O título deste artigo pode ter causado estranheza, pois será discorrido sobre dois dos maiores tabus do mundo evangelical: a ausência de Deus – tema pouco difundido nos rincões gospel por gerar um sentimento de orfandade divina; e, o suicídio de pastores – tema absolutamente silenciado nos porões eclesiásticos por desnudar a humanidade que sustenta a invicta espiritualidade. Descrever sobre os dois temas separadamente já seria um desafio de proporções gigantescas, então faremos mais, associaremos ambos os assuntos como causa e efeito. É válido ponderar que as alienas que se seguirão não são as únicas abordagens possíveis, nem temos a intenções de simplificar a complexa junção de ausência de Deus e pastores suicidas. Contudo, é preciso romper o discurso programado de frases de efeito que povoa a previsibilidade de senso comum existente nas igrejas tupiniquins. É necessário ver mais que o perceptível; é imprescindível que se escute além das locuções; é fundamental que haja sensibilidade acima das oscilações emotivas; é indispensável que sejamos sinceros, mesmo que isto custe desnudar a fragilidade da nossa fé.

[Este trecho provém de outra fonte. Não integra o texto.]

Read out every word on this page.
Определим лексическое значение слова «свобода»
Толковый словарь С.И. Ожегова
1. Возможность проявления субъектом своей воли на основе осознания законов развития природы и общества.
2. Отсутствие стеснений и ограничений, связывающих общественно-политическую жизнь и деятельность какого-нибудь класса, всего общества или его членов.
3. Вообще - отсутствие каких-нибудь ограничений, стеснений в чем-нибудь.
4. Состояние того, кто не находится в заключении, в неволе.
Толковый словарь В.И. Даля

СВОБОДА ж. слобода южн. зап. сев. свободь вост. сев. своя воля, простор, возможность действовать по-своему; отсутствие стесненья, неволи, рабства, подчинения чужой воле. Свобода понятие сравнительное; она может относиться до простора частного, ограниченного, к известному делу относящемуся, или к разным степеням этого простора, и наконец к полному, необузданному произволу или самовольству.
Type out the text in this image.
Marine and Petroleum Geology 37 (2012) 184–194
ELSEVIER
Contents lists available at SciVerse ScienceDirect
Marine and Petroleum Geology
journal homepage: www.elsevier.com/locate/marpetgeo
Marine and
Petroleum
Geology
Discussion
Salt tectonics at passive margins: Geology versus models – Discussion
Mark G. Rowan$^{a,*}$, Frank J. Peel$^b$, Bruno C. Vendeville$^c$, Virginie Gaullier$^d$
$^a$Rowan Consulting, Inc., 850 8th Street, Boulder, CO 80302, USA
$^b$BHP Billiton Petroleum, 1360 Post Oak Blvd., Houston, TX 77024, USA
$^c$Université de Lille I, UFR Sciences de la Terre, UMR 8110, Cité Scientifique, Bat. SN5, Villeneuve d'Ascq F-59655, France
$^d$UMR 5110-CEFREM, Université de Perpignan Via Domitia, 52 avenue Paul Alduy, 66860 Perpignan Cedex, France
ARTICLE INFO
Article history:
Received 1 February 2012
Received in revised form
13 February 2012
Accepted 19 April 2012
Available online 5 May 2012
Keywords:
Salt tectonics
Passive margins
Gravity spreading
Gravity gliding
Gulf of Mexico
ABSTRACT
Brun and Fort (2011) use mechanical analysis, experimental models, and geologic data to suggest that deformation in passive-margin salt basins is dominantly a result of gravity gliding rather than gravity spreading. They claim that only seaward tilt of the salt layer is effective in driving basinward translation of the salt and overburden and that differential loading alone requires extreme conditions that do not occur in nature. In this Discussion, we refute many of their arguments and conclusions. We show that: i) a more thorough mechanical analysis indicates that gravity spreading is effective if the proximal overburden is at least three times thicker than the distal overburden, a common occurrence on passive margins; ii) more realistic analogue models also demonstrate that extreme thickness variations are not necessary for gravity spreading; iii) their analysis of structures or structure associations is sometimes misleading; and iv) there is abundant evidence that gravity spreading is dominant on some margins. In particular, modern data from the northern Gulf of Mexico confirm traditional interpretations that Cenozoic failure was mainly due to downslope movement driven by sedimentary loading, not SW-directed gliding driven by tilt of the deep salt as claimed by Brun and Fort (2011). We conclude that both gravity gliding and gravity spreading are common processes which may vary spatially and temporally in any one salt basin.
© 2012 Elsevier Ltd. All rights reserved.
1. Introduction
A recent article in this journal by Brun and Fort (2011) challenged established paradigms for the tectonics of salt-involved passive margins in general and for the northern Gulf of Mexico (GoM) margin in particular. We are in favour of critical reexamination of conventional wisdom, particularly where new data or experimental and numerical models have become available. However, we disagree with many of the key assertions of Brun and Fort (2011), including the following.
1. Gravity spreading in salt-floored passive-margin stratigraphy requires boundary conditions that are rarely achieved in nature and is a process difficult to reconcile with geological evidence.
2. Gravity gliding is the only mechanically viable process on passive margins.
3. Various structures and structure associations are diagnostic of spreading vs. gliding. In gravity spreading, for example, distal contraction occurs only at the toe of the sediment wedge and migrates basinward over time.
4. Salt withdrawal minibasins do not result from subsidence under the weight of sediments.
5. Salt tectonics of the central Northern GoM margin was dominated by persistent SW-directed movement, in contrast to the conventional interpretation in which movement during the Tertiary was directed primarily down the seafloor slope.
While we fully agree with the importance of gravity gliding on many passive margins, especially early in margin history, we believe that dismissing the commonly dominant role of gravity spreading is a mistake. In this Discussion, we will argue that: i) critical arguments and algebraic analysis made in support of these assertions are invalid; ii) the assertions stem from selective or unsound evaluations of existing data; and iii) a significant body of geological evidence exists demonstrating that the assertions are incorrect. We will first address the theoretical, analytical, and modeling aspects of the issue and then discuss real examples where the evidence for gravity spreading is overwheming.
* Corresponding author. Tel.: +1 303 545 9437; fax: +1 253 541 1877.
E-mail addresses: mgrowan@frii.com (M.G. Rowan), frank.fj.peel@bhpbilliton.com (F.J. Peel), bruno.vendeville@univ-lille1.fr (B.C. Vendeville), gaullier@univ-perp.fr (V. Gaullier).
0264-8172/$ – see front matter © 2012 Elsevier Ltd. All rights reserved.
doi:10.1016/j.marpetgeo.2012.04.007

Nossa jornada se inicia a partir da ideia de “ausência de Deus”. No contexto bíblico percebem-se algumas situações em que esperávamos que Deus agisse de forma diferente por causa de quem Ele é, mas não O fez. Por exemplo: Onde Deus estava quando a serpente corrompeu Adão e Eva no Éden? Deus podia ter intervindo ali, mas não fez. Onde Deus estava quando Caim assassinou Abel? Deus podia ter impedido tal atrocidade, mas se omitiu. Onde Deus estava quando Estevão fora apedrejado injustamente? Deus podia ter evitado que o Reino perdesse um de Seus mais promissores pregadores, mas novamente Ele preferiu nada fazer. Além disto, a questões de ausências que nos emudecem, como: Por que Deus dá aos homens chance de arrependimento, mas para o diabo não há possibilidade de perdão? Por que Deus prometeu a Abraão um filho e demorou tanto ao ponto de isto ter provocado um desconforto/conflito histórico? Por que Deus não deixou Moises entrar na terra prometida depois de tudo que ele teve que suportar no deserto? Por que os profetas sofreram tanto para anunciar uma mensagem contrariamente de esperança? Por que a igreja primitiva sofreu tanta perseguição e Deus se silenciou? ...Por quê?

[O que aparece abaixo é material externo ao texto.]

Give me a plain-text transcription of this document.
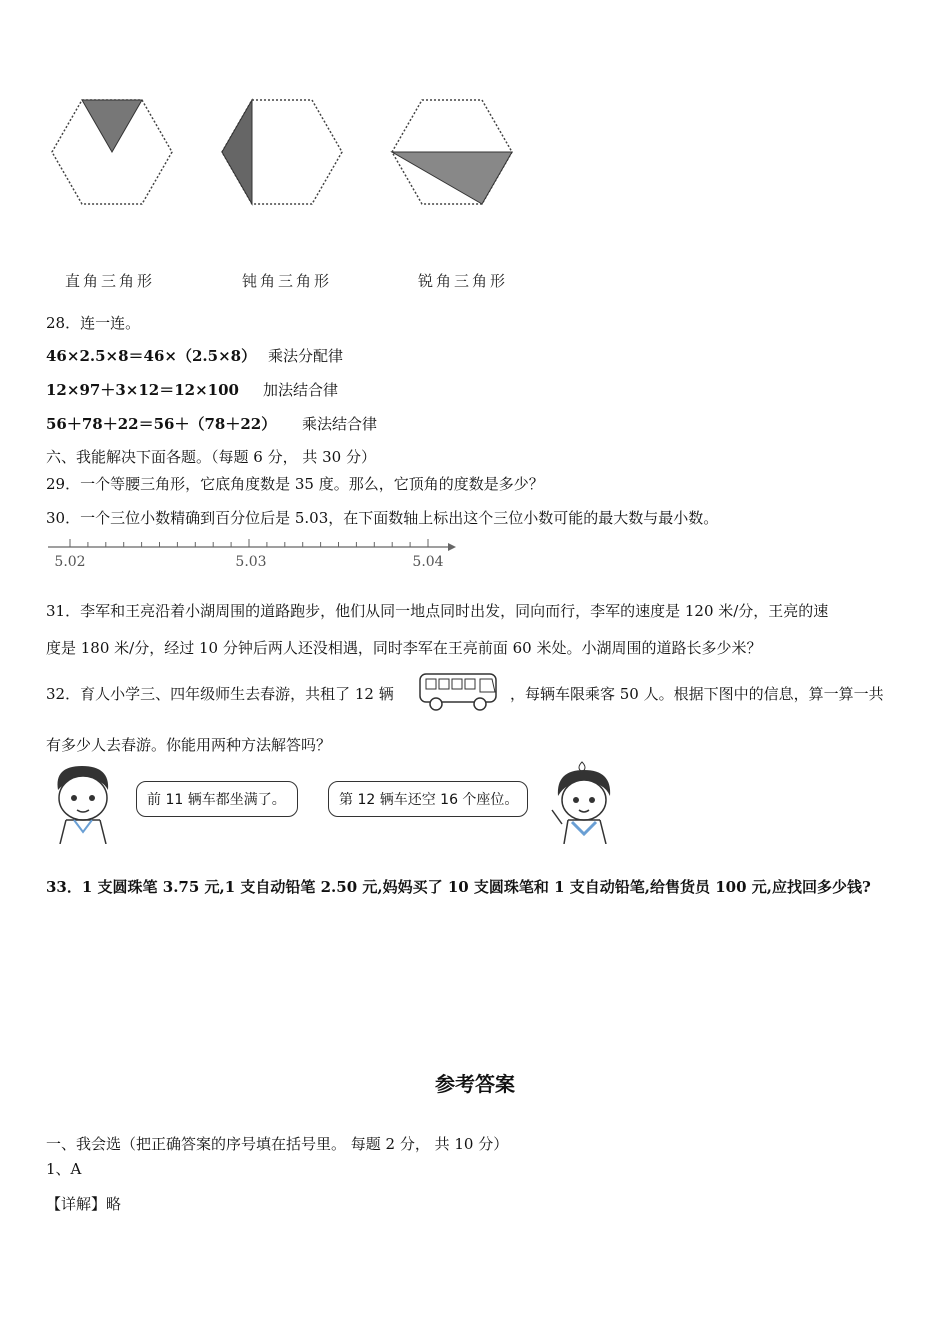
直角三角形	钝角三角形	锐角三角形
28．连一连。
46×2.5×8＝46×（2.5×8） 乘法分配律
12×97＋3×12＝12×100 加法结合律
56＋78＋22＝56＋（78＋22） 乘法结合律
六、我能解决下面各题。（每题 6 分， 共 30 分）
29．一个等腰三角形，它底角度数是 35 度。那么，它顶角的度数是多少？
30．一个三位小数精确到百分位后是 5.03，在下面数轴上标出这个三位小数可能的最大数与最小数。
5.02	5.03	5.04
31．李军和王亮沿着小湖周围的道路跑步，他们从同一地点同时出发，同向而行，李军的速度是 120 米/分，王亮的速
度是 180 米/分，经过 10 分钟后两人还没相遇，同时李军在王亮前面 60 米处。小湖周围的道路长多少米？
32．育人小学三、四年级师生去春游，共租了 12 辆	，每辆车限乘客 50 人。根据下图中的信息，算一算一共
有多少人去春游。你能用两种方法解答吗？
前 11 辆车都坐满了。	第 12 辆车还空 16 个座位。
33．1 支圆珠笔 3.75 元,1 支自动铅笔 2.50 元,妈妈买了 10 支圆珠笔和 1 支自动铅笔,给售货员 100 元,应找回多少钱?
参考答案
一、我会选（把正确答案的序号填在括号里。 每题 2 分， 共 10 分）
1、A
【详解】略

No contexto contemporâneo as indagações não perdem força, pelo contrário, agregam valores contextuais inquietadores, tipo: por que há tantas igrejas comprometidas com o Reino que não crescem? Por que há cristãos que estão a chorar por ocasião de tantas mazelas não provocadas por estes? Por que os ímpios prosperam? Por que, às vezes, dá a impressão que os descrentes são mais felizes que os igrejeiros? Por que o discurso de santidade não funciona? Por que nos sentimos tão vazios mesmo buscando sinceramente a Deus? ...enfim: Onde Deus está? Não são poucas as ocasiões em que temos a absoluta certeza de estarmos longe de Deus não por causa do pecado, mas sim porque a ausência dEle é perceptível e sufocante. E esta ausência é tão profunda que indagamos, frustradamente, a real existência dEle. Onde Ele está? Por que Ele prefere o silêncio? Então, depois de esgotarmos todas as engenhosas respostas criadas pelos teóricos (não teólogos) com fins a responder as interrogações, as dúvidas permanecem... pois, para cada resposta apresentada mais indigesto se torna  a jornada, ficando engordurada com frases de efeito, jargões ou reproduções autoritativas invictas.

Neste tempestuoso cenário de perguntas sem respostas surge o oráculo evangelical, um ser diferente dos demais seres-gospeis. Um homem (ou mulher) que se reveste da figura de “hermes” e faz aproximação entre Deus e mortais. Estes são chamados e aclamados pelo título (não função): pastores. A ironia foi proposital para ingressarmos no trágico segundo tópico proposto neste artigo, ou seja, pastores suicidas. De fato há poucos relatos de pastores que se suicidaram: Pr. Cosmo Rocha dos Santos (33 anos) em Alagoas, Brasil, em Abril de 2011 – “O corpo foi encontrado de joelhos sobre a cama nas dependências da igreja, com um fio de telefone envolta do pescoço”[1]. Pr. Teddy Parker (42 anos) em Geórgia, EUA, em Novembro de 2013 – Parker disse em um sermão: “Às vezes, eu não sinto que Deus está me ouvindo (...) Sabe, várias vezes sentimos que quando estamos passando por muita coisa de uma vez, é tanto que parece que estamos sozinhos. E adivinha? Deus quer que você se sinta assim. Sei que vocês já foram salvos há muito tempo. Sei que vocês são santos e super espirituais, mas há momentos em sua vida, não na de vocês, mas na minha, há momentos em minha vida em que passo por coisas e eu não consigo sentir que Deus está ali”[2].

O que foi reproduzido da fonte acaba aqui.